To investigate this sequence, the researchers bombarded water vapor with the flashes of the X-ray laser. A water molecule normally disintegrates through the absorption of a single high-energy X-ray photon. "Thanks to the particularly intense pulses of the X-ray laser, it was even possible to observe water molecules that absorb not just one, but two or more X-ray photons before the fragments flew apart," reports Inhester. This gives researchers a glimpse of what is going on in the molecule after the first absorption of an X-ray photon.

"The movement of the molecule between two absorptions leaves a clear fingerprint, which means that its fragments fly apart in a very specific, unmistakable way," says Piancastelli. “Through the precise analysis of this fingerprint and detailed simulations, we were able to draw conclusions about the ultra-fast dynamics of the water molecule after the absorption of the first X-ray photon.” The team measured the directions and speeds of flight of the fragments with a so-called reaction microscope. In this way it was possible to show the breakup of the water molecule into hydrogen and oxygen ions, which only lasted a few femtoseconds (quadrillionths of a second), as if in slow motion.

The disintegration of the water molecule is therefore much more complex than initially expected. The molecule begins to stretch and stretch before finally breaking apart. The two hydrogen atoms (H), which are normally bonded to the oxygen atom (O) at an angle of 104 degrees, can build up so far that after only ten femtoseconds they are approximately 180 degrees opposite each other. As a result, the oxygen atom is not so strongly thrown away when the molecule breaks, because the impulses of the two hydrogen nuclei flying away almost balance each other and the oxygen remains largely dormant in the middle. In an aqueous environment, this free oxygen radical can then more easily lead to further potentially harmful chemical reactions.

"In our work we succeeded for the first time in taking a closer look at the dynamics of a water molecule after absorption of high-energy radiation," says Inhester, who works at the Center for Free-Electron Laser Science (CFEL), a cooperation between DESY, the University of Hamburg and the Max Planck Society. “In particular, we were able to characterize the formation of the oxygen radical and the hydrogen ions as well as the timing of this process more precisely. This disintegration process of the water molecule is an important initial step for further reaction chains that ultimately lead to radiation damage. "

The analysis supplements the picture of the radiation effect on water. A previous study, in which members of the same team were involved, had investigated in detail the formation of so-called free radicals due to less high-energy radiation in water. The processes observed here have a similar dynamic as the secondary processes in the absorption of high-energy radiation that is now being investigated.
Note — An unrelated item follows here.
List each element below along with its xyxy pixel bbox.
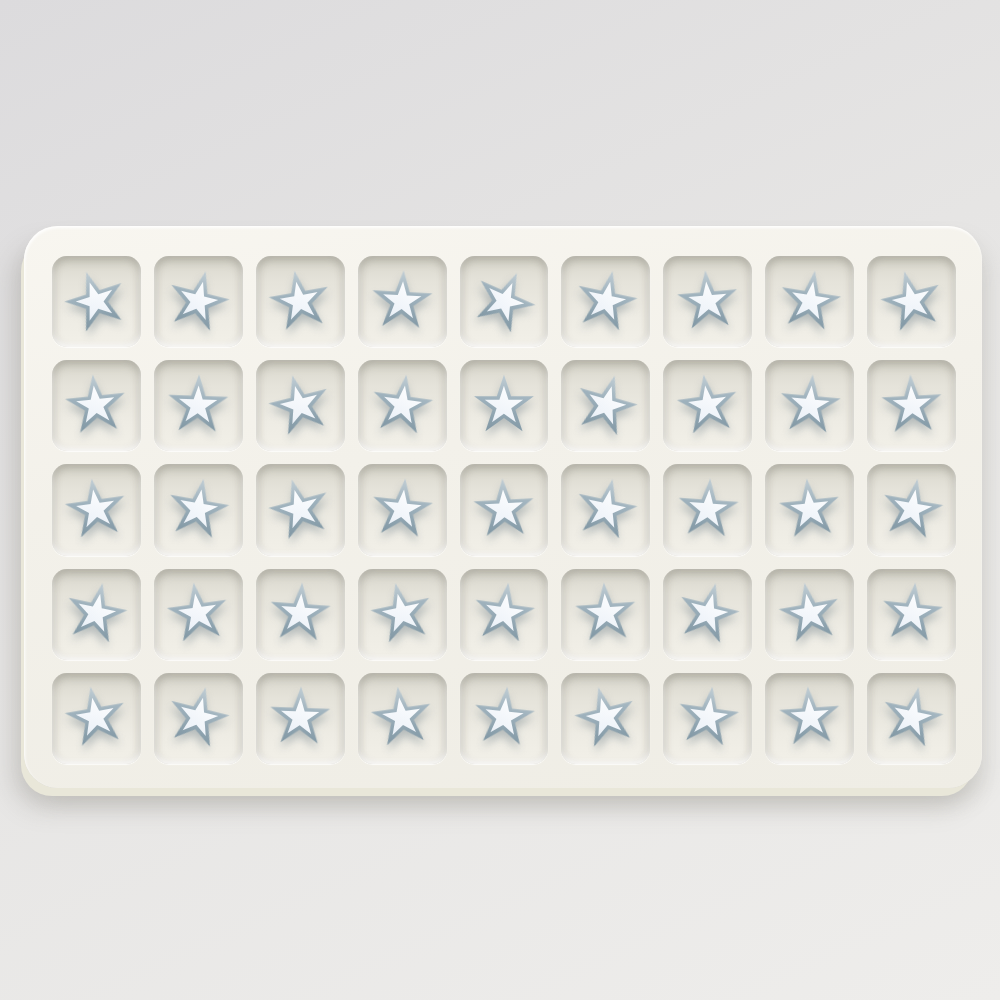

The newly gained insights address elementary questions about reaction dynamics in water, for the further investigation of which the Center for Molecular Water Science (CMWS) is currently being set up with international partners at DESY.

The new experiments on individual water molecules were among the first to take place with a new so-called reaction microscope called COLTRIMS at the SQS experiment station of the European XFEL. "The results show that we can also investigate other solvents and molecules with a more complex structure, such as ethanol or cyclic compounds, which are of great interest in chemistry and other disciplines," explains Jahnke.

Researchers from the universities of Frankfurt am Main, Freiburg, Hamburg and Kassel as well as Gothenburg, Lund and Uppsala in Sweden and Turku in Finland as well as from the Fritz Haber Institute of the Max Planck Society and the Max Planck were involved in the current study -Institute of Nuclear Physics, from the Lawrence Berkeley National Laboratory and the Kansas State University in the USA, the National Research Council and the Technical University of Milan in Italy, the Sorbonne in Paris, European XFEL and DESY.